In a world where the only constant is change, every marketing man and woman must be for ever on the qui vive for the next big idea that’s going to sneak up from behind and put him or her out of business.
It’s always been the same: you get stuck in your ways, a little complacent, you nod off for a moment and bang, the sand-filled sock of change let’s you have it across the windpipe.
History is littered with the tales of men who were so busy prospering that, had fate abandoned stealth and turned up in hobnailed boots, they would still not have heard. How many stocking suspender magnates, once the proud masters of humming factories, were propelled into skid-row by the sudden advent of pantyhose? How many fly-button tycoons, whose vast fortunes had furnished estates and delighted strings of mistresses, were undone by the zip?
Contrast those discarded husks with the men of vision, the inspired entrepreneurs who saw change coming and seized the moment. When DIY became fashionable and scuppered many an honest tradesman, Smith and Nephew did not stand idly by as the nation took up hammer and chisel, saw and screwdriver: they invented Elastoplast.
To be like them, to capture the zephyr of change and turn it to your will, you must look beyond the day. You must see before others what the morrow will bring. Aha, I hear you say, that’s all very well, but, not being blessed with second sight, and hardly of a mind to call up Doris Stokes on the ouija, how the hell do I predict the future?
The answer, my friends, is simple. You get along to the annual conference of the British Association for the Advancement of Science. There, in the space of a few short days, you will learn from the sharpest brains at the cutting edge what our world will look like when it has spun a few times more.
How you make use of the information is, of course, up to you. Much of what you hear may seem useless. But where would we be without science? We’d still be hobbling about on arthritic hips, staring at a blank space in the corner of the room where the telly should be, and drawing in lungsful of Capstan Full Strength in blissful ignorance. Never underestimate the scientists.

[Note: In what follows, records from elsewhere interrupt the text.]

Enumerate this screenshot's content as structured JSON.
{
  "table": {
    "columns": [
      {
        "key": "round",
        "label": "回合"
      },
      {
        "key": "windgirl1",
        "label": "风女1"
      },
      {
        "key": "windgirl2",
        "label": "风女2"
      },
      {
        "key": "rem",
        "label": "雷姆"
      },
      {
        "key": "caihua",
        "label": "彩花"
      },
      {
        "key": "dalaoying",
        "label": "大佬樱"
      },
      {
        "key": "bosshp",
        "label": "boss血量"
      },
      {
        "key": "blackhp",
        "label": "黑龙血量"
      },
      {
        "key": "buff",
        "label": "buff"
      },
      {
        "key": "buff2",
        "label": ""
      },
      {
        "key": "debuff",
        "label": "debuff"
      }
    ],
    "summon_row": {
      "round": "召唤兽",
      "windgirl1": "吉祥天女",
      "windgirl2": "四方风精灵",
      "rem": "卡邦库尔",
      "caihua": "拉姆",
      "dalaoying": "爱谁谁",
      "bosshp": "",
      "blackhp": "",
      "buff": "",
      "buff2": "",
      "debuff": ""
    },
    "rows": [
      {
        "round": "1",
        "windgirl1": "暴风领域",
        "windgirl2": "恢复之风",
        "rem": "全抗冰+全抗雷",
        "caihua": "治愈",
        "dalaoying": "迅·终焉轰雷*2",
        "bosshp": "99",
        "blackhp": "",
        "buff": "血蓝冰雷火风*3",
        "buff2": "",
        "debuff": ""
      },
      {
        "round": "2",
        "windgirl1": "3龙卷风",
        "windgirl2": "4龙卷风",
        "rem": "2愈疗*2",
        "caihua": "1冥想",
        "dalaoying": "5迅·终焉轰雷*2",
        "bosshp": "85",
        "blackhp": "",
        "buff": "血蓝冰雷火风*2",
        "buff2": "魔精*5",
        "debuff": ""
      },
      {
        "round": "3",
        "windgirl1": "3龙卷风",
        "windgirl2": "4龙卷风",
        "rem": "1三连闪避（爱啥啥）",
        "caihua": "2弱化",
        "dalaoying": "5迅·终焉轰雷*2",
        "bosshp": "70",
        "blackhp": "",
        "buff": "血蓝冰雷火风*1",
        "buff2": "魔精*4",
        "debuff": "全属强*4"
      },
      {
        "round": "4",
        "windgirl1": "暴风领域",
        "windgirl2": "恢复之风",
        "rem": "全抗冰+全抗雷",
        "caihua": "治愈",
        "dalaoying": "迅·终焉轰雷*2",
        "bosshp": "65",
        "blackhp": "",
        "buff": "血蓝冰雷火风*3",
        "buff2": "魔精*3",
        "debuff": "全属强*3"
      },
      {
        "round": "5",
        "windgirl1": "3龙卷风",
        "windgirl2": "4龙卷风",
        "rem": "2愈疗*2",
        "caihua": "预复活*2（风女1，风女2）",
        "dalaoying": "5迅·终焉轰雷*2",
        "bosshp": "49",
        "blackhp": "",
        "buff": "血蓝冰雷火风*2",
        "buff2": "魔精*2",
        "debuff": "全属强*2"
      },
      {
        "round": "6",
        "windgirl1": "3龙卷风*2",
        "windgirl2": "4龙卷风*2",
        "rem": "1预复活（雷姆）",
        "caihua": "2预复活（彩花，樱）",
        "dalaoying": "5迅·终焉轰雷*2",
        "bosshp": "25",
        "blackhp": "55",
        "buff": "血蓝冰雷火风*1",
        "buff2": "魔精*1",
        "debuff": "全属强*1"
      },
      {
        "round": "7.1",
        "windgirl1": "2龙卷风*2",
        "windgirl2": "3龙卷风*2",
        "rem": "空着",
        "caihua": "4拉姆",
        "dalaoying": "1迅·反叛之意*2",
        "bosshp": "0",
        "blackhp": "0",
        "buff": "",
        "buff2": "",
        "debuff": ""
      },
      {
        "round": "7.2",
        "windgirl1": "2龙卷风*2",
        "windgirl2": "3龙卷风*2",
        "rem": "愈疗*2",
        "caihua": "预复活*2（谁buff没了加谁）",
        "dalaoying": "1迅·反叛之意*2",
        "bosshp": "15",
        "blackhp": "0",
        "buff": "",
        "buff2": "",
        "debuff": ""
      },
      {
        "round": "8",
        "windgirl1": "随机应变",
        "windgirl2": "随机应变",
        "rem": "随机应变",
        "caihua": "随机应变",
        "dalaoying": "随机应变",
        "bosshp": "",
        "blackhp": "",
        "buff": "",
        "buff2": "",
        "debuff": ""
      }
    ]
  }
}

Visitors to this year’s conference came away enriched by the knowledge that we shall soon have personal computers stuck in our heads. According to Prof Peter Thomas, of the University of the West of England, within about 30 years silicon chips will be implanted in our brains. “It will be possible,” he says, “when meeting a person one has met before, to have instant information about this person remembered from the previous meeting, flashed in the back of one’s spectacles, which will act as the computer’s screen.”
How very useful. Such a device dispenses with the need to have a memory of one’s own and provides the opportunity to browse through the back of one’s glasses rather than look into the face of some tiresome bore you thought you’d seen the last of.
How are these brain chips to be powered? “The source will be in the owner’s shoes, with energy created by the act of walking,” explains Prof Thomas. Of course. There is, however, a snag: according to the Department of Health, most Britons are strangers to walking. Might it not be possible to power the computer by the restless shifting from one buttock to another, a huge untapped surge of energy released when Richard and Judy are on the box?
Much of science is common sense. For example, researchers from the University of Leicester told the meeting that country music drives listeners to suicide.
Less obvious in these days of guilt-ridden environmentalism is the malign force of nature. “Man is a very insignificant and late-arriving addition to the planet,” announced Prof Donald Hawke, of Birmingham University, airily. Viruses, lightning strikes, giant sea waves, earthquakes, landslides, forest fires and volcanic eruptions, all have wrought a havoc that makes man’s efforts seem puny by comparison.
Science is, however, planning our destruction in its own way. We late arrivals are to be done to death by homicidal fridges.
Prof Roland Burns, of Plymouth University, told conference that the day is not far off when unemotional machines may decide that humans are a nuisance and the world could be run more efficiently without them.
Domestic appliances of the future, he explained, would replenish fridges by learning from experience the dietary habits of their owners. They would order the food from machine-controlled department stores, which would deposit it in containers outside our front doors.
But, warned Prof Burns, the machine that controlled the house might decide: “Life would be simpler if I kept the fridge empty and the doors locked. The people would then starve and I would no longer have to bother with them.”
The greatest number of headlines were prompted by the news that, when man came down from the trees, he had already mastered the art of walking, a habit it’s taken about 4 million years to shake off.
It’s about time to get up among the twigs again. Better that than buy one of those new-fangled fridges.